I tend to chuckle because preparing for the meeting I am having with them is perhaps the best use case of all. Let’s explore why.
One of my primary responsibilities is working with customers and partners. As a startup, Cognizer.ai must win deals to succeed. Preparing for each meeting in the deal cycle requires extensive preparation, research and knowledge. If you are not fluent about all the pertinent topics that your “buyer” prioritizes, you will not propel the opportunity forward and the buyer’s journey ends abruptly.
Think of each meeting as a live “performance” in which you are either moving the opportunity forward or you’re not. You’re either winning against your competition…or losing. The stakes are high. Sales professionals know it’s not just about what happens during a meeting; success is often tied to what you do before each meeting.
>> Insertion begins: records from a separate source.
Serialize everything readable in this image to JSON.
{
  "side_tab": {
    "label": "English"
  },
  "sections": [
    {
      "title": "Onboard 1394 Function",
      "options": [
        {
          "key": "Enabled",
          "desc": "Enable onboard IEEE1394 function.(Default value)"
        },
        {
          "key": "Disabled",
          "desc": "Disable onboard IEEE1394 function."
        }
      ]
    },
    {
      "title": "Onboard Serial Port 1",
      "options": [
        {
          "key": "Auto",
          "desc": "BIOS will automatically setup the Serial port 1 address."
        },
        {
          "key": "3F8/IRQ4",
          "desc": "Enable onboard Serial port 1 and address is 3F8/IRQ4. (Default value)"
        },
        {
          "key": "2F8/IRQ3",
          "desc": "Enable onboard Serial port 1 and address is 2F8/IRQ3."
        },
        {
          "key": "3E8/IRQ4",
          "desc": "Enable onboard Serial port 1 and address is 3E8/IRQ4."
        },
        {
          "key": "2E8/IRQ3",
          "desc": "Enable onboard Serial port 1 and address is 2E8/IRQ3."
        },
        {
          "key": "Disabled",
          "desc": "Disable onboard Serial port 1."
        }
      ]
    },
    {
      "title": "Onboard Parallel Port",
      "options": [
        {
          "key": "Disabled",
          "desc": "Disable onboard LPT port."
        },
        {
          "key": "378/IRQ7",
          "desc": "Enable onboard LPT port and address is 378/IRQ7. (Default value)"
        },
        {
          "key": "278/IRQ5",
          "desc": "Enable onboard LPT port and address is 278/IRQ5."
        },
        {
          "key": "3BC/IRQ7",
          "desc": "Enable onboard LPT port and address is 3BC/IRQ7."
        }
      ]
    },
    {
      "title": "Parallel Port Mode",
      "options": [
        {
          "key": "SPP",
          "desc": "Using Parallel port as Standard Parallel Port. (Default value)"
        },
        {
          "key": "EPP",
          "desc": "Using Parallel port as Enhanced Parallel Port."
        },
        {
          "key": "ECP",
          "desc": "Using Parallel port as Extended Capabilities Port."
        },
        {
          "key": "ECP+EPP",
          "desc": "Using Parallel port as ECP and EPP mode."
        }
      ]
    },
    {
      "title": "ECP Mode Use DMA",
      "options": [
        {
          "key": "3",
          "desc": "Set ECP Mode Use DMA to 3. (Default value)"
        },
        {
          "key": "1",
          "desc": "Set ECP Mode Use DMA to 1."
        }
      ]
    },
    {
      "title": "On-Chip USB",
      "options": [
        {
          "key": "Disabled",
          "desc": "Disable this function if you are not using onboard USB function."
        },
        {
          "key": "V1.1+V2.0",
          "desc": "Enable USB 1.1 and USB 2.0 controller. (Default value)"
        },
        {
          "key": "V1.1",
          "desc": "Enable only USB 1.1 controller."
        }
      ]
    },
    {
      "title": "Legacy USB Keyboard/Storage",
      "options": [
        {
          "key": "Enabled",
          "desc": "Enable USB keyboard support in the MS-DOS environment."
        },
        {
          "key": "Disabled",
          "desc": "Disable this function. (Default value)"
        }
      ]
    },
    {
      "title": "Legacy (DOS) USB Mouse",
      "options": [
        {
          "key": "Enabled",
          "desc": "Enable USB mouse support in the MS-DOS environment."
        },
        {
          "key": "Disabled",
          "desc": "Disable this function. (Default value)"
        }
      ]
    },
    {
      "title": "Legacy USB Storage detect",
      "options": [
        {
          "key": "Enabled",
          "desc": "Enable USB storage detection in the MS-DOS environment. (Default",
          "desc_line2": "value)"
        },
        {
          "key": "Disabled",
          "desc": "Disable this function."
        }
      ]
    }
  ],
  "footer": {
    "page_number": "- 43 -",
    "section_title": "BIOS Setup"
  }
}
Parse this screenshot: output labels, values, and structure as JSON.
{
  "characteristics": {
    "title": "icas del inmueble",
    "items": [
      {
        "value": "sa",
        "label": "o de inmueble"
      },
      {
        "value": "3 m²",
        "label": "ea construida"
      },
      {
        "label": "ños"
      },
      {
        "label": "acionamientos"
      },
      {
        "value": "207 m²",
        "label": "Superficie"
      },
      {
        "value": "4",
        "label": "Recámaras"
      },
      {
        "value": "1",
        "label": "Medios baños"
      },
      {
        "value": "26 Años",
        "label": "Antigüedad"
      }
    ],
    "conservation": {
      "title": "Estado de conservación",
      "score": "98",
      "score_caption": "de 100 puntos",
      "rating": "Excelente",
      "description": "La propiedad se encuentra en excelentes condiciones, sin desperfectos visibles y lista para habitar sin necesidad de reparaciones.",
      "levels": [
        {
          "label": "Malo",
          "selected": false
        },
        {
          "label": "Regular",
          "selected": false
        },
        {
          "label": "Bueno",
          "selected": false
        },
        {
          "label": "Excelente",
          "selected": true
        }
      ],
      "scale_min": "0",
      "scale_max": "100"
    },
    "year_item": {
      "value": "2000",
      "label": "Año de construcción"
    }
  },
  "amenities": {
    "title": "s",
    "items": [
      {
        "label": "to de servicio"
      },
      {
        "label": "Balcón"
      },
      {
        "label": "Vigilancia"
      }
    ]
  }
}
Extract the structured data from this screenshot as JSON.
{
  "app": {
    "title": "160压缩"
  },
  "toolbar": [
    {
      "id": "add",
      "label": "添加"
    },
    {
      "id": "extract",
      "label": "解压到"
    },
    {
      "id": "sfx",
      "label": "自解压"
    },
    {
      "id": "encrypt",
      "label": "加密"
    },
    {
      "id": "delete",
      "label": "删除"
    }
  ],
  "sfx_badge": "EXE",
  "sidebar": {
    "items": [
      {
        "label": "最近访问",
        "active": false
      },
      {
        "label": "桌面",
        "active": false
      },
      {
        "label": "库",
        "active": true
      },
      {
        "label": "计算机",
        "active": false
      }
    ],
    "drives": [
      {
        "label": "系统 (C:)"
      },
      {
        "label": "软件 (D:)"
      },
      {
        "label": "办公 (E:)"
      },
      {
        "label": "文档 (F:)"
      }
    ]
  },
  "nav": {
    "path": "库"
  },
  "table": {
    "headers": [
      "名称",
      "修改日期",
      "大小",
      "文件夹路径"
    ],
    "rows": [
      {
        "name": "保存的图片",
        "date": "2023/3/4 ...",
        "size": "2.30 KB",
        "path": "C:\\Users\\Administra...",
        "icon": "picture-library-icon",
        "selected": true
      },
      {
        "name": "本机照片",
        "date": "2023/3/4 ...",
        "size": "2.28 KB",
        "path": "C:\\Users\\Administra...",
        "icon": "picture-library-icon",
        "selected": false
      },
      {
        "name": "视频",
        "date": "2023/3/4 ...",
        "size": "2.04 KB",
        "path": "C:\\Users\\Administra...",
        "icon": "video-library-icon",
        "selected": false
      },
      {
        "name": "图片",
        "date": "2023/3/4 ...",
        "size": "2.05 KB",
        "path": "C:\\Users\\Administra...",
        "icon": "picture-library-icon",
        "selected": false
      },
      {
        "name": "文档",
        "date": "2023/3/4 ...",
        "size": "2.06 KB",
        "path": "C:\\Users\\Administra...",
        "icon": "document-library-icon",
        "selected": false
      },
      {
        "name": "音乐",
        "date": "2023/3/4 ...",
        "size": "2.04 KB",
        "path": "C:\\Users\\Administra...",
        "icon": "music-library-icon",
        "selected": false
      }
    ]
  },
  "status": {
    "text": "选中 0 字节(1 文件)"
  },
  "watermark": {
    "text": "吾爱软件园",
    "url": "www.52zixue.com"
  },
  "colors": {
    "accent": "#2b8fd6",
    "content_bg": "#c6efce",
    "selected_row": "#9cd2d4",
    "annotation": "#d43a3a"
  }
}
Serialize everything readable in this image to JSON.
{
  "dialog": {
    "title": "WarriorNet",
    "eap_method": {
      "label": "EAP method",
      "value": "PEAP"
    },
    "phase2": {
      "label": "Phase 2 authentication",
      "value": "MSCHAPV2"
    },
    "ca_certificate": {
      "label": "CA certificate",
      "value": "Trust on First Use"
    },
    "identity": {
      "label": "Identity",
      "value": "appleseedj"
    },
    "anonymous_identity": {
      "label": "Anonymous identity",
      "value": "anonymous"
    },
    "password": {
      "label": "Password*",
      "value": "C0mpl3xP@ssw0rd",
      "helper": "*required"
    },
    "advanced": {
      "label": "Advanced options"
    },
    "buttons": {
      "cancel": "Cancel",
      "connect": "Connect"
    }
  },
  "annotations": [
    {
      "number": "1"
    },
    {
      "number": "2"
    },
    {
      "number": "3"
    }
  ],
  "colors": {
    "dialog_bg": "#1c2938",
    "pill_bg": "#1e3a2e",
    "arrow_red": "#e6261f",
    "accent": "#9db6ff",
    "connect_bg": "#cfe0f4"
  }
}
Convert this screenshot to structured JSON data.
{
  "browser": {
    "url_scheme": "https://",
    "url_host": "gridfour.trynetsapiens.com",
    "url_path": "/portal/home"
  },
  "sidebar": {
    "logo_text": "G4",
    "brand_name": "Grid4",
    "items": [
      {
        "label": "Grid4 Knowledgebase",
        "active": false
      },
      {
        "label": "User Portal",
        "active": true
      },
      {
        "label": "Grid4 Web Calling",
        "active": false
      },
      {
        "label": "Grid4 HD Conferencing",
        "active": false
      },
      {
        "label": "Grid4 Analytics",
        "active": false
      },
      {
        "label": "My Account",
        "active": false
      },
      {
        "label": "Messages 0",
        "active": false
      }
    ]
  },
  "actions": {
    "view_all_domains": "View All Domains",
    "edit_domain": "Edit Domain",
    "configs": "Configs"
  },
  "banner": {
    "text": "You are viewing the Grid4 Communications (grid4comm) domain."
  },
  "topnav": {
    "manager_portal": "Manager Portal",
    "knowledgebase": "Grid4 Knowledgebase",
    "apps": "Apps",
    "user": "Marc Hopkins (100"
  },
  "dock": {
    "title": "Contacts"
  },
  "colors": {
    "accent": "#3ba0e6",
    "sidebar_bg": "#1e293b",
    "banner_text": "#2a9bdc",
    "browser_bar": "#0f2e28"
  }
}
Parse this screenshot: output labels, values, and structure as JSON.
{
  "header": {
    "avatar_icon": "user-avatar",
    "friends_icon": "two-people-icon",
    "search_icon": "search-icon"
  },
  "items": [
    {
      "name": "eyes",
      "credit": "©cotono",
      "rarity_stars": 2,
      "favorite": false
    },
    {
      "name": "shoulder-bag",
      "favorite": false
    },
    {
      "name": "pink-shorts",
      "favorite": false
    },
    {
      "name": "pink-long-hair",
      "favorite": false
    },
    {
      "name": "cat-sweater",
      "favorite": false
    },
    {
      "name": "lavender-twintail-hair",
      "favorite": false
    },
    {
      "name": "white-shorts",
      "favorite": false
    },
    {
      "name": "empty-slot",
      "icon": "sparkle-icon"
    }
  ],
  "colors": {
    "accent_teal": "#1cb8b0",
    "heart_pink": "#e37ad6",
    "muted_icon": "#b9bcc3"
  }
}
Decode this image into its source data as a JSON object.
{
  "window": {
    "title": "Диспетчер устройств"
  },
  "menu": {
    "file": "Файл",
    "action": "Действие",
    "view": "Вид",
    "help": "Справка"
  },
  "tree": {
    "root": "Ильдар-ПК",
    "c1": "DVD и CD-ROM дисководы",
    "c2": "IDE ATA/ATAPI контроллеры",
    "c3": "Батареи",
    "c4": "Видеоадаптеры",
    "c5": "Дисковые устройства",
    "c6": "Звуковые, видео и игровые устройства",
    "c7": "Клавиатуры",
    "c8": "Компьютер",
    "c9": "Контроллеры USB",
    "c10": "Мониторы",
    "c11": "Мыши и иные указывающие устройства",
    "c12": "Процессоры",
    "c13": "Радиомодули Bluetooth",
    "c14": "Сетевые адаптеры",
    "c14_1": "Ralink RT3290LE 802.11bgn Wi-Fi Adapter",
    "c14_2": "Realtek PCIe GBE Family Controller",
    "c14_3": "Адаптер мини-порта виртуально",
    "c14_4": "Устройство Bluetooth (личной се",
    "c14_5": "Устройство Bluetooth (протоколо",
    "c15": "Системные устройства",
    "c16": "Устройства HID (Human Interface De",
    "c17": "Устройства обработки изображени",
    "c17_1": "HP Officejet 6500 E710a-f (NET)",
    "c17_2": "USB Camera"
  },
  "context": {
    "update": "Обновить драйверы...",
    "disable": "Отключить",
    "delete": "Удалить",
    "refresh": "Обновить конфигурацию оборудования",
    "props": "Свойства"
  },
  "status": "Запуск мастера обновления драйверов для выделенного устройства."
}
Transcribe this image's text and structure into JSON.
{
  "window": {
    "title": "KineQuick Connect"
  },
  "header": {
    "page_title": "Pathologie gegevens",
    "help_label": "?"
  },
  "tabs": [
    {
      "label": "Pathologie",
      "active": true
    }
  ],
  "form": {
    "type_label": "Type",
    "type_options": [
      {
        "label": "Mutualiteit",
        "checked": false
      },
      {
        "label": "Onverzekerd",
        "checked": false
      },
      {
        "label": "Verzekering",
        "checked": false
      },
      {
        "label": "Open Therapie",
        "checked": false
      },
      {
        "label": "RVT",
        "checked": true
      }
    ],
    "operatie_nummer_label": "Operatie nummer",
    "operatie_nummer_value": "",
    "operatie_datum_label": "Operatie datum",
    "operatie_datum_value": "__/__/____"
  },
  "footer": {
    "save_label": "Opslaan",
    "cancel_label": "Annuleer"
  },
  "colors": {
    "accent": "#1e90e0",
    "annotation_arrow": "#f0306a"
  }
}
First, you need to learn about the company:
Does anyone on your team have any prior relationship, dealings with or connection to the company with whom you are meeting? To know, you need to search, find, read and digest information from internal documents, emails, systems, etc.
What are the company’s pain points and priorities, their competition, recent successes and challenges, etc.? To know, you need to search, find, read and digest information from internal and external sites, such as their corporate site, LinkedIn, Wikipedia, the SEC.
There are endless questions that need answers. In each case, you need to learn these, integrate these into your agenda and probably memorize them.
Second, you need to learn about the team who will be making a decision about your deal. Decisions are not often made by just one person.
With whom are you meeting?
Do you have any prior connections with them?
What are their roles and responsibilities?
What are their prior work experiences?
What are their interests and hobbies?
Once again, to know, you need to search, find, read, digest and memorize.
Consider how long this takes. A recent Forbes article answers this question. “Here is the bottom line: Sales reps are only spending one-third of their time selling.”
The financial cost is astounding. Forbes cites this fact: “The average field sales rep is paid $105,482 a year. If 64.8% of the time is spent on non-revenue generating activities, the typical company spends $68,352 per rep per year to pay him or her for tasks they were not hired to do.”
Cisco, a large technology firm, has more than 24,500 professionals in sales and marketing. Semantech, another technology firm, has about 2,000 sales and marketing people. Both are paying way more than average on talent. For every 1,000 sales professionals, these companies spend more than $68 million on activities they need to prepare to do their jobs. Hmmm. That seems like a big problem worth solving.
What if each professional already knew all the information they needed to perform their work? That is just one of the many problems that Cognizer, the Corporate Brain, solves. The Corporate Brain extracts intelligence from documents stored in Box.com, email systems, file folders, etc. It merges your organization’s business knowledge with hundreds of millions of facts preconfigured in its knowledge base.
That why we say “Stop Searching. Start Knowing.” Who has the time to search?